Under the Civil Rights Act of 1964 and its 1972 amendments, sexual harassment is defined as persistent or severe, unwelcome or unwanted sexual behavior. By the late 1970s, MacKinnon had framed the legal concept to enshrine two new categories of behavior. They are quid pro quo, sex in exchange for employment, pay raises, promotions, and so on, and what would be called "hostile environment sexual harassment," which refers to persistent and pervasive harassment, such that the workplace becomes tainted and negatively impacts a worker's ability to do their job.
But MacKinnon's successful attempt to advance these concepts into law was fraught. Some courts rejected the idea outright. This is not surprising. There was considerable evidence that some male judges' perspectives cause them to view women's experiences very differently than women might.
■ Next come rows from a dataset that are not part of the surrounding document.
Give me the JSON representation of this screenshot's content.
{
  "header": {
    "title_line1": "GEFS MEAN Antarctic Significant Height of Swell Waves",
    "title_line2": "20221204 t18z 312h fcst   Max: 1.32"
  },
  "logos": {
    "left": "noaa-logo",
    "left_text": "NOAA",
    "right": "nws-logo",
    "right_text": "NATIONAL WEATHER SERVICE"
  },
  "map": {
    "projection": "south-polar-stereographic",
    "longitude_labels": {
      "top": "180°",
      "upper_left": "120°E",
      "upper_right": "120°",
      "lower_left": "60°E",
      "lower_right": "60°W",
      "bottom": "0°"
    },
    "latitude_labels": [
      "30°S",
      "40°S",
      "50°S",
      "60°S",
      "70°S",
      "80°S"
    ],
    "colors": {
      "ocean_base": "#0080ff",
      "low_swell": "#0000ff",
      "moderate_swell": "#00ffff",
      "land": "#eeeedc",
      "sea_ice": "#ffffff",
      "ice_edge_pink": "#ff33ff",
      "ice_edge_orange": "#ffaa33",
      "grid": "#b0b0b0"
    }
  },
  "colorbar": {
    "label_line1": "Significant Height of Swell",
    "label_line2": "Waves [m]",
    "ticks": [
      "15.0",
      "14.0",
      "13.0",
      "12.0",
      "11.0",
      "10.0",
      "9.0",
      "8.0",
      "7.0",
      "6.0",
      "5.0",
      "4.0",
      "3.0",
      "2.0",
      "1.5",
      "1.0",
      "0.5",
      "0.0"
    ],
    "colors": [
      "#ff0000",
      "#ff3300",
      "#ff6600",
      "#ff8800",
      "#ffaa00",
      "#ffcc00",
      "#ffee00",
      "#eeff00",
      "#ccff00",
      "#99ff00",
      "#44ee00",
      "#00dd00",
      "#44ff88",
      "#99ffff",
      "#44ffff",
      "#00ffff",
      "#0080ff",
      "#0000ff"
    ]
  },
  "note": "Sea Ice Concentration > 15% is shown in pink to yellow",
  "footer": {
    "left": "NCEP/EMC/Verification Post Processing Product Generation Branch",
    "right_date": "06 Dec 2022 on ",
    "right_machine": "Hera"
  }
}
If any theory were going to test male judges' bias inside the judicial process, the legal validity of sexual harassment was it. In the 1970s, when MacKinnon was arguing for courts to recognize this new idea that sexual harassment constituted discrimination, judges routinely rejected her position. A slew of decisions by male judges demonstrated a deep, culturally loaded resistance to acknowledging the cause of action. They denied that the facts parties alleged amounted to a legal violation no matter how vivid and horrific or accurately they described reality in the complainants' workplaces.
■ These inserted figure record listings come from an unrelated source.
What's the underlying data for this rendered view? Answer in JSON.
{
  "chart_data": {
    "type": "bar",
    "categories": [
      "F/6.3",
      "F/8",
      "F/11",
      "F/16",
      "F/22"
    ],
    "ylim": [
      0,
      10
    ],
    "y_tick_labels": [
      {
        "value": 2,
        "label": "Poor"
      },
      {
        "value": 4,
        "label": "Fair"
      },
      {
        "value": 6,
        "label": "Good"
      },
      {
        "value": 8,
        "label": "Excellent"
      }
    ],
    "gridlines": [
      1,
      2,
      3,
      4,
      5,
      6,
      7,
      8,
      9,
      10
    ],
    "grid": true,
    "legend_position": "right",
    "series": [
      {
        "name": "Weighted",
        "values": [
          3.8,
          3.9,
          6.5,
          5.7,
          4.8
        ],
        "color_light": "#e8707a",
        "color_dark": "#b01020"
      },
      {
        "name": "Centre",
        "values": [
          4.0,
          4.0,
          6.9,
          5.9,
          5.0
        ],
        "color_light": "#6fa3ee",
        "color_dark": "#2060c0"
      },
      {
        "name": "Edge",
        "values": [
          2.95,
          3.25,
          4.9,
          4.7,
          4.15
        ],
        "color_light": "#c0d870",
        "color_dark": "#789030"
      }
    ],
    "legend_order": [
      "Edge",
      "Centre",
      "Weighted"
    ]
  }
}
To justify turning away complaints, judges would either characterize sexual exploitation as "normal" or too common for the law to curtail, or they'd argue that such behavior is a result of biology and cultural inevitability (that is, boys will be boys). These personal assessments of the behavior clouded judges' abilities to imagine the legal harm it caused to the women who suffered from it.
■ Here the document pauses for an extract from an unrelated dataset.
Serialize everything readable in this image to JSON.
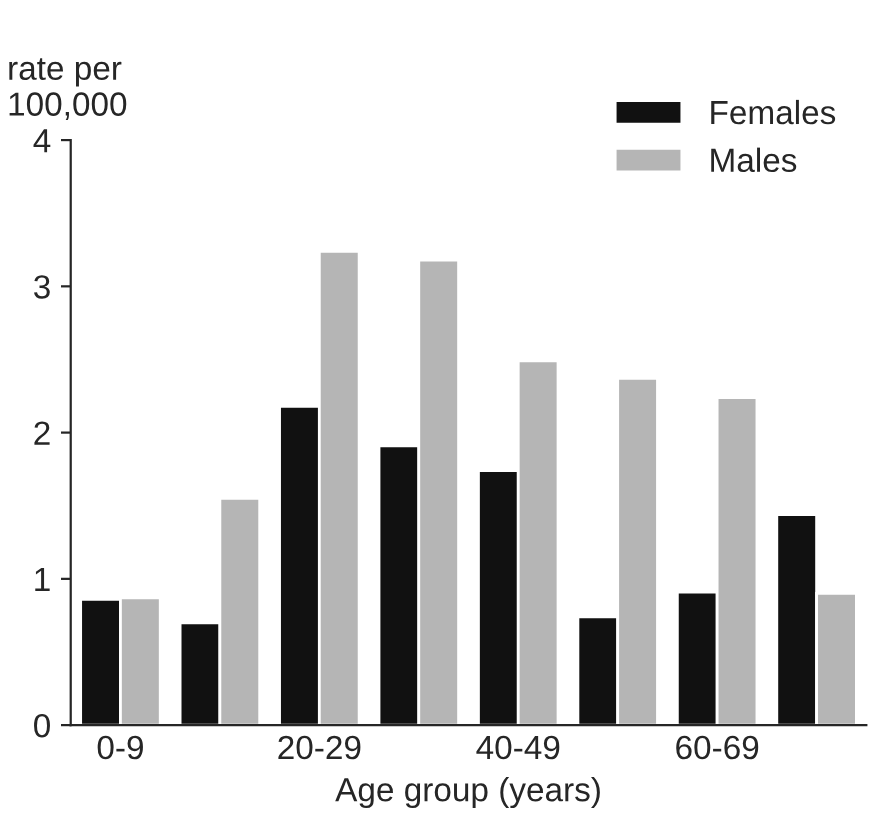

Take, for example, one of the earliest decisions in this vein, that of Judge William C. Frey in the 1975 case Corne v. Bausch and Lomb. Judge Frey was in the U.S. Army as a major during World War II. He left the military, went to law school, and practiced law in a private firm before serving as an assistant Arizona state attorney general. While Frey was serving as a county superior court judge, President Richard Nixon nominated him for a position on the federal bench. Six years later he wrote the opinion in the Corne decision, the first sexual harassment case to reach a federal court. Jane Corne and Geneva DeVane, two administrative assistants at Bausch and Lomb, an eye product company based in Canada, brought the suit, charging that their supervisor, a man named Leon Price, repeatedly took unsolicited and unwelcome sexual liberties with them and other female employees. The advances were verbal as well as physical and eventually escalated to a level that both Corne and DeVane found intolerable. They left Bausch and Lomb and sued their supervisor and the company. A Nixon appointee, Judge Frey was well liked across ideological lines. He was friends with the Arizona Democratic senator Dennis DeConcini and Representative Morris K. Udall, a Democrat from Arizona. And "despite political differences," in a memorial to Judge Frey upon his death a few years after the Corne decision, Udall applauded the jurist's "mastery of the art of judging" for his handling of a highly "emotional Arizona busing case."